A few months ago, I went to hell and back with the worst pain I’ve ever felt in my life. Like 25 times more painful than natural childbirth. When I left the story, I still had a penrose drain and gnarly black plastic stitches just an inch from where my baby latched on to nurse. It. Was. Rough. But it did get better and I wanted to give you and update on my “angry boob” and bout of mastitis.
After I was released I saw my surgeon a week later to check out the penrose drain and assess the healing. At that point it dripped breast milk constantly (4-6 overnight pads worth per day!!) but all signs of infection had seemed to clear. He said the drain would need to stay in until no more fluid was coming out, including breast milk. He told me I could continue to breastfeed if I wanted, so I continued to nurse on that side but it was uncomfortable so I lessened the sessions while my other breast took on all of the work. We only had to do a few bottles of formula during this time and Felix continued to gain weight, although slowly at that time.
I followed up with another appointment the next week with no change in my wound and the doctor would not give me a solid timeline for the leaking to stop. At that point I did a lot of research online and found other women who had the same procedure. I also emailed with world renowned breastfeeding doctor Jack Newman who was surprised that a) surgery was done on such a small abscess versus an aspiration and b) that he drain was still in.
I called my doctor to chat about the research and he told me I wouldn’t stop leaking breast milk until I weaned and he wouldn’t take out he drain until then.
I was incredibly upset. Upset doesn’t really acurately describe it. I was heartbroken.
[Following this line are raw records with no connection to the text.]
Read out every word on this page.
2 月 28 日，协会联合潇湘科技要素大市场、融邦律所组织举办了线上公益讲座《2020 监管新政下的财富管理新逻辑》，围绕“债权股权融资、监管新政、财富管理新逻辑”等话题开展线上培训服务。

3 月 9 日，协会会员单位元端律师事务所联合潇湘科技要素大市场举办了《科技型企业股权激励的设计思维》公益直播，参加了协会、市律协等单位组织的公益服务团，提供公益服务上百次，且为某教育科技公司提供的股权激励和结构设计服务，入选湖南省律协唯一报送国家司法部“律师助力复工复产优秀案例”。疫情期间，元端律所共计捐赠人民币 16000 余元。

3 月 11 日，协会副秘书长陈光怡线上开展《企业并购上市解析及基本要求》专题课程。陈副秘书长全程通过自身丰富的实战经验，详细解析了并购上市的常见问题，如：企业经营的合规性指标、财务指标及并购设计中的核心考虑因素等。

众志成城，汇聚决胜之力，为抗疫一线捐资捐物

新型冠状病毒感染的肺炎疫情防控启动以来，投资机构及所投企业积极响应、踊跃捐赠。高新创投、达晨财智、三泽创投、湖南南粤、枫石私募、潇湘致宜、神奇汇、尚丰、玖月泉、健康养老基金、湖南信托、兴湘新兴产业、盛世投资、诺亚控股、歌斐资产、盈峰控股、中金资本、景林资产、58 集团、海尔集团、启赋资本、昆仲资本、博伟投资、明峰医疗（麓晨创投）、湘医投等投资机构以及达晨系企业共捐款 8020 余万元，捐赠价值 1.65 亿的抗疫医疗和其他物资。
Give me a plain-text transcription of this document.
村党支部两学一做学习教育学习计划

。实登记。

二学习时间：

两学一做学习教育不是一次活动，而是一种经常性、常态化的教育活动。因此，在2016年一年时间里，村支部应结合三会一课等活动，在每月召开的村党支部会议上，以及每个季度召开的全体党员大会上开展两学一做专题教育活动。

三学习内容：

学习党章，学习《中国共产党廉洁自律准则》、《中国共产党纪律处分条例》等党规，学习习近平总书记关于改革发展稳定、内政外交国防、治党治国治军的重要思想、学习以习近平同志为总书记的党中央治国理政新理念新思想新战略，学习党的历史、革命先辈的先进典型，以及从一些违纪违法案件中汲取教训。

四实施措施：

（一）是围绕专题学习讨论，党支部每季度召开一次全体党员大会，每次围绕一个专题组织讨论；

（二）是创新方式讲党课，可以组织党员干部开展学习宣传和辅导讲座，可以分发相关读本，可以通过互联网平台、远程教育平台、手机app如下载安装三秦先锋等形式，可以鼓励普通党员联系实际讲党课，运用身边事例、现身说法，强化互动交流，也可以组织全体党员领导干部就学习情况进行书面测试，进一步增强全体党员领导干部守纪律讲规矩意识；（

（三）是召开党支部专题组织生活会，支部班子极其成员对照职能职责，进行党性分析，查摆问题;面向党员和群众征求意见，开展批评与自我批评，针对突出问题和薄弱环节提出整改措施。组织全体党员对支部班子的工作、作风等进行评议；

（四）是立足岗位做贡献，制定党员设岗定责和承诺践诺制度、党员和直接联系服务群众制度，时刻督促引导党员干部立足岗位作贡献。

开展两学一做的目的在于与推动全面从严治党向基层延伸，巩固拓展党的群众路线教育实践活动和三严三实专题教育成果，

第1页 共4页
But i was also angry and felt like I had it in me to fight to make this work.
Then I decided to seek out more options.
I got in touch with the lactation consultants at our local support center, Bloomington Area Birth Services, and they did a lot more research for me and told me protocol for this would have been to remove the drain after 2-3 days. Breast milk is sometimes called white blood because it has incredible healing properties. Having it coat the wound was actually helping it heal, but the drain was preventing the wound from closing up. I made an appointment with a different surgeon for the following Monday, which was just shy of four weeks with the drain in. Four weeks with an open wound that dripped a steady flow of milk, up to an ounce an hour!!!
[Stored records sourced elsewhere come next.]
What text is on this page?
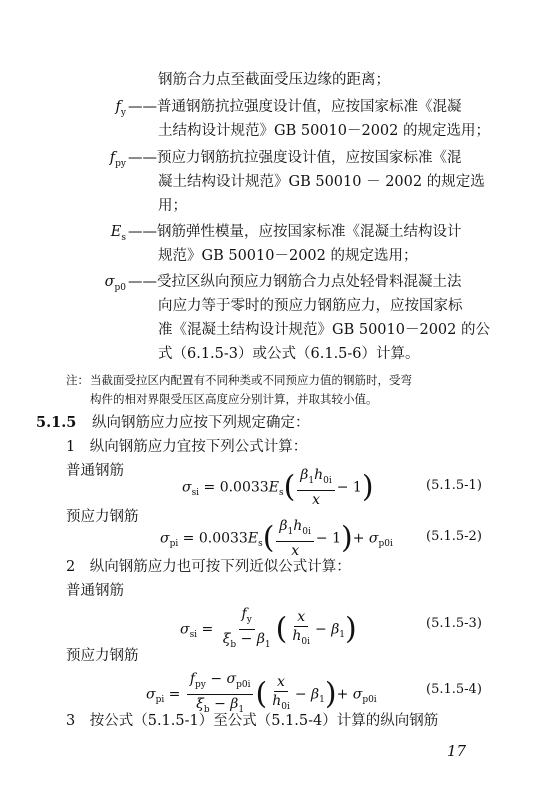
钢筋合力点至截面受压边缘的距离；
$f_y$ ——普通钢筋抗拉强度设计值，应按国家标准《混凝
土结构设计规范》GB 50010－2002 的规定选用；
$f_{py}$ ——预应力钢筋抗拉强度设计值，应按国家标准《混
凝土结构设计规范》GB 50010 － 2002 的规定选
用；
$E_s$ ——钢筋弹性模量，应按国家标准《混凝土结构设计
规范》GB 50010－2002 的规定选用；
$\sigma_{p0}$ ——受拉区纵向预应力钢筋合力点处轻骨料混凝土法
向应力等于零时的预应力钢筋应力，应按国家标
准《混凝土结构设计规范》GB 50010－2002 的公
式（6.1.5-3）或公式（6.1.5-6）计算。
注： 当截面受拉区内配置有不同种类或不同预应力值的钢筋时，受弯
构件的相对界限受压区高度应分别计算，并取其较小值。
5.1.5 纵向钢筋应力应按下列规定确定：
1　纵向钢筋应力宜按下列公式计算：
普通钢筋
$\sigma_{si} = 0.0033E_s( \frac{\beta_1h_{0i}}{x} - 1)$	(5.1.5-1)
预应力钢筋
$\sigma_{pi} = 0.0033E_s( \frac{\beta_1h_{0i}}{x} - 1)+ \sigma_{p0i}$
(5.1.5-2)
2　纵向钢筋应力也可按下列近似公式计算：
普通钢筋
$\sigma_{si} = \frac{f_y}{\xi_b - \beta_1}$ ( $\frac{x}{h_{0i}} - \beta_1$)	(5.1.5-3)
预应力钢筋
$\sigma_{pi} = \frac{f_{py} - \sigma_{p0i}}{\xi_b - \beta_1}$ ( $\frac{x}{h_{0i}} - \beta_1)+ \sigma_{p0i}$
(5.1.5-4)
3　按公式（5.1.5-1）至公式（5.1.5-4）计算的纵向钢筋
17
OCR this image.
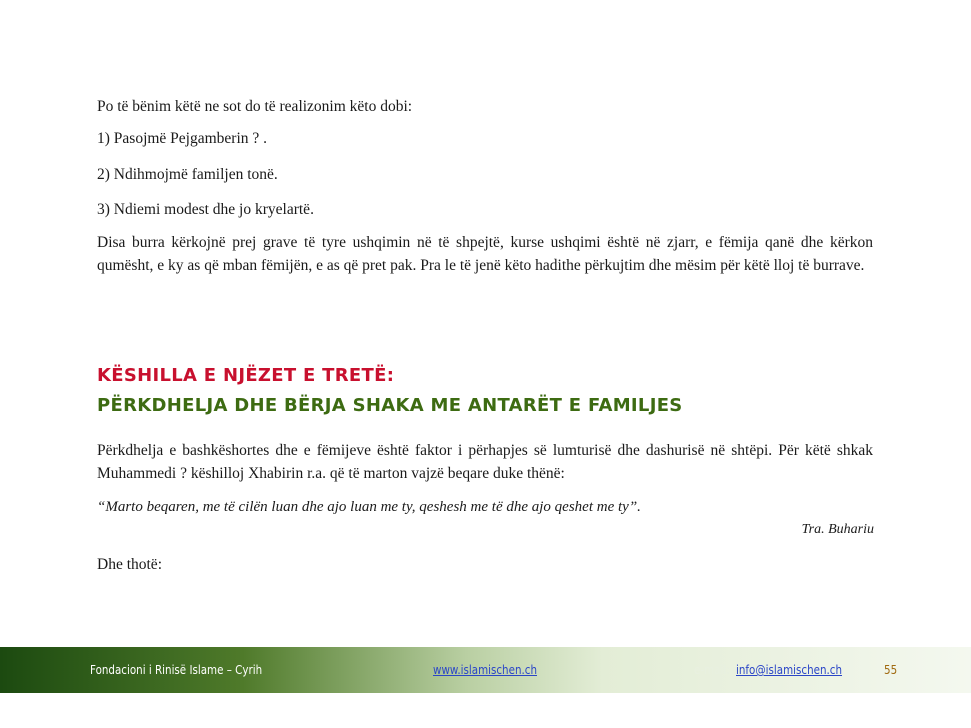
Po të bënim këtë ne sot do të realizonim këto dobi:
1) Pasojmë Pejgamberin ? .
2) Ndihmojmë familjen tonë.
3) Ndiemi modest dhe jo kryelartë.
Disa burra kërkojnë prej grave të tyre ushqimin në të shpejtë, kurse ushqimi është në zjarr, e fëmija qanë dhe kërkon qumësht, e ky as që mban fëmijën, e as që pret pak. Pra le të jenë këto hadithe përkujtim dhe mësim për këtë lloj të burrave.
KËSHILLA E NJËZET E TRETË:
PËRKDHELJA DHE BËRJA SHAKA ME ANTARËT E FAMILJES
Përkdhelja e bashkëshortes dhe e fëmijeve është faktor i përhapjes së lumturisë dhe dashurisë në shtëpi. Për këtë shkak Muhammedi ? këshilloj Xhabirin r.a. që të marton vajzë beqare duke thënë:
“Marto beqaren, me të cilën luan dhe ajo luan me ty, qeshesh me të dhe ajo qeshet me ty”.
Tra. Buhariu
Dhe thotë:
Fondacioni i Rinisë Islame – Cyrih	www.islamischen.ch	e-mail: info@islamischen.ch	55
On the Sunday night before my appointment Felix got fussy while nursing and grabbed the drain and yanked it out. It was painless but I was in total shock! Was part of the drain still in there? (No). Would milk come gushing out? (Nope!) We called the emergency answering service and they said to just wait until my apt the next afternoon. Phew!
When my new doctor saw me she removed the stitches, said the area looked good and that is would heal up in five to seven days. The wound slowly closed and leaking stopped on day 10 after the drain came out. I was a little engorged on those ducts for a day and a half but my body adjusted and normal breast feeding resumed on that breast.
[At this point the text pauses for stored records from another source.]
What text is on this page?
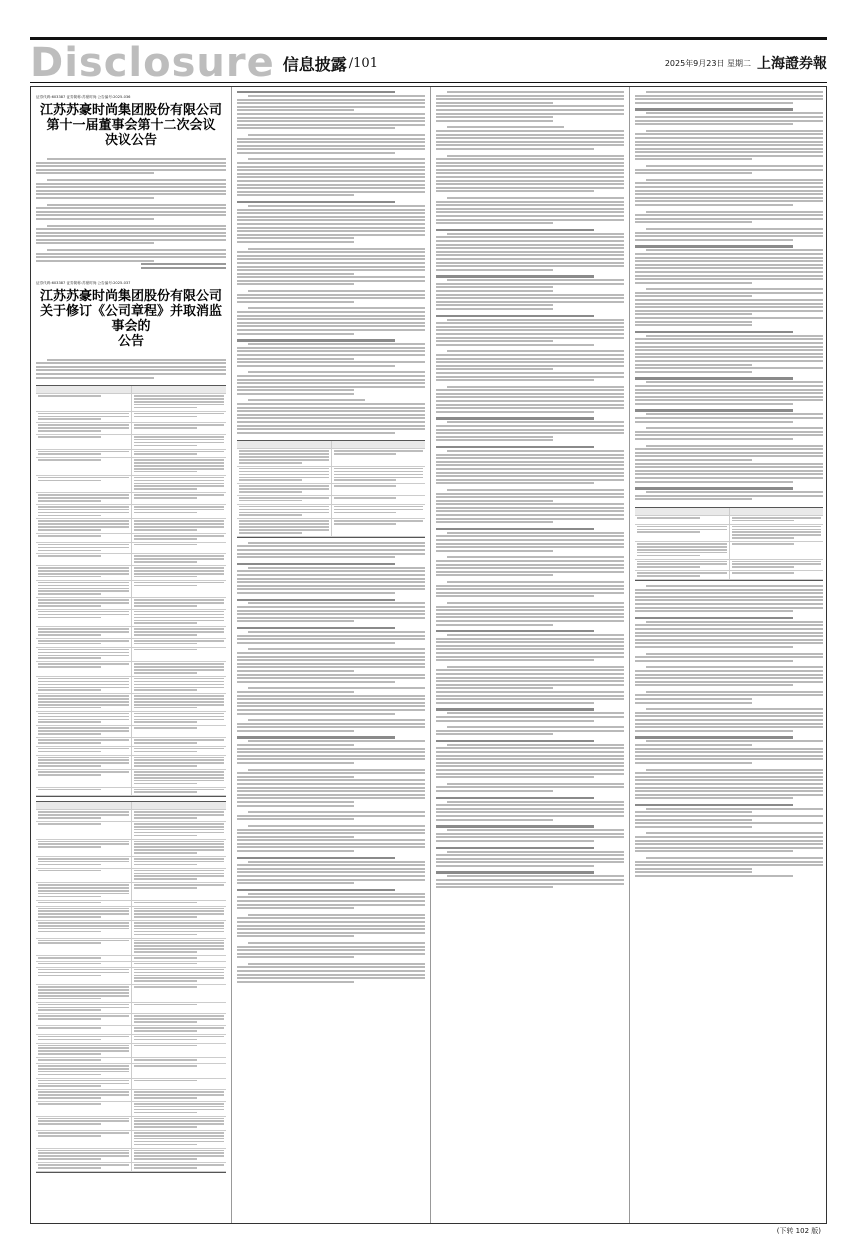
Disclosure 信息披露 /101	2025年9月23日 星期二 上海證券報
证券代码:603387 证券简称:苏豪时尚 公告编号:2025-036

江苏苏豪时尚集团股份有限公司

第十一届董事会第十二次会议

决议公告

证券代码:603387 证券简称:苏豪时尚 公告编号:2025-037

江苏苏豪时尚集团股份有限公司

关于修订《公司章程》并取消监事会的

公告

(下转 102 版)
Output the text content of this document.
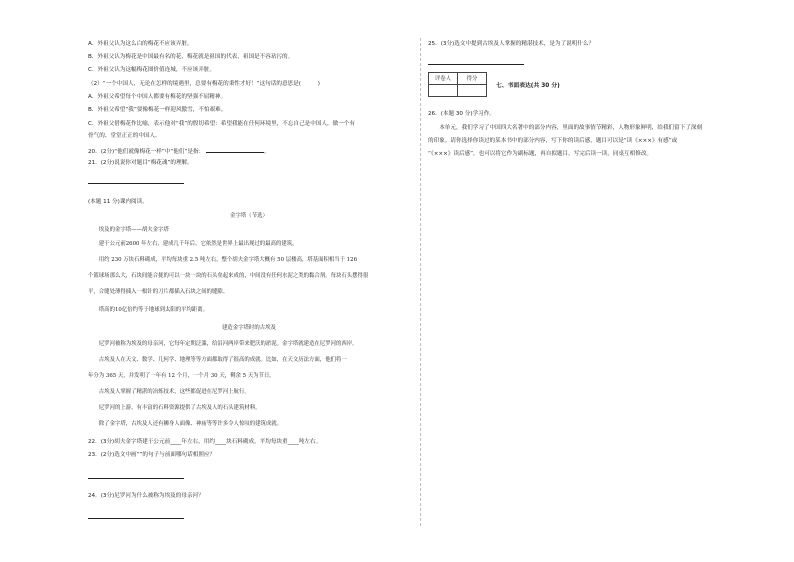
A．外祖父认为这么白的梅花不应该弄脏。
B．外祖父认为梅花是中国最有名的花，梅花就是祖国的代表，祖国是不容玷污的。
C．外祖父认为这幅梅花图价值连城，不应该弄脏。
（2）“一个中国人，无论在怎样的境遇里，总要有梅花的秉性才好！”这句话的意思是(　　　)
A．外祖父希望每个中国人都要有梅花的坚强不屈精神。
B．外祖父希望“我”要像梅花一样迎风傲雪，不怕艰难。
C．外祖父借梅花作比喻，表示他对“我”的殷切希望：希望我能在任何环境里，不忘自己是中国人，做一个有
骨气的、堂堂正正的中国人。
20．(2分)“他们就像梅花一样”中“他们”是指：	。
21．(2分)说说你对题目“梅花魂”的理解。
(本题 11 分)课内阅读。
金字塔（节选）
　　埃及的金字塔——胡夫金字塔
　　建于公元前2600 年左右，建成几千年后，它依然是世界上最出现过的最高的建筑。
　　用约 230 万块石料砌成，平均每块重 2.5 吨左右，整个胡夫金字塔大概有 50 层楼高，塔基面积相当于 126
个篮球场那么大，石块间能合拢的可以一块一块的石头垒起来成的，中间没有任何水泥之类的黏合剂。每块石头摆得很
平，合缝处薄得插入一根针的刀片都插入石块之间的缝隙。
　　塔高的10亿倍约等于地球到太阳的平均距离。
建造金字塔时的古埃及
　　尼罗河被称为埃及的母亲河，它每年定期泛滥，给沿河两岸带来肥沃的淤泥。金字塔就建造在尼罗河的西岸。
　　古埃及人在天文、数学、几何学、地理等等方面都取得了很高的成就。比如，在天文历法方面，他们将一
年分为 365 天，并发明了一年有 12 个月，一个月 30 天，剩余 5 天为节日。
　　古埃及人掌握了精湛的冶炼技术，这些都促进在尼罗河上航行。
　　尼罗河的上游，有丰富的石料资源提供了古埃及人的石头建筑材料。
　　除了金字塔，古埃及人还有狮身人面像、神庙等等许多令人惊叹的建筑成就。
22．(3分)胡夫金字塔建于公元前____年左右，用约____块石料砌成，平均每块重____吨左右。
23．(2分)选文中画“”的句子与前面哪句话相照应？
24．(3分)尼罗河为什么被称为埃及的母亲河？
25．(3分)选文中提到古埃及人掌握的精湛技术，是为了说明什么？
评卷人	得分

七、书面表达(共 30 分)
26．(本题 30 分)学习作。
　　本单元，我们学习了中国四大名著中的部分内容，里面的故事情节精彩，人物形象鲜明，给我们留下了深刻
的印象。请你选择你读过的某本书中的部分内容，写下你的读后感，题目可以是“读《×××》有感”或
“《×××》读后感”，也可以将它作为副标题，再自拟题目，写完后读一读，同桌互相修改。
So the end result is that I followed my gut to get that drain out and we are exclusively breastfeeding. Those five weeks of a leaking wound were a challenge but I am glad I kept on. That drain could and should have come out sooner. I also believe my first surgeon told me I could continue to breastfed but probably didn’t think I had the tenacity to keep it up when I was told the would would leak for months.
I’m so grateful for the support I had during this whole ordeal, My sweet husband who made trip after trip to the store to buy every kind of pad under the sun to figure out what made for the best bandage. Who listened to my cry, who played nurse and helped me clean and cover the wound. Who did load after load of laundry when I soaked through my fifth bra and shirt of the day. To Emma, an LC in England who corresponded with me over email and reminded me that the worst was over and that I could do it, To my local LC, Ann Marie, who texted me day and night to find a solution and got on the phone with nurses all over town to get me into a new doctor (and fast). To my friends who came over just to sit on the couch with me and just listen. The support was everything. Thank you from the bottom of my heart.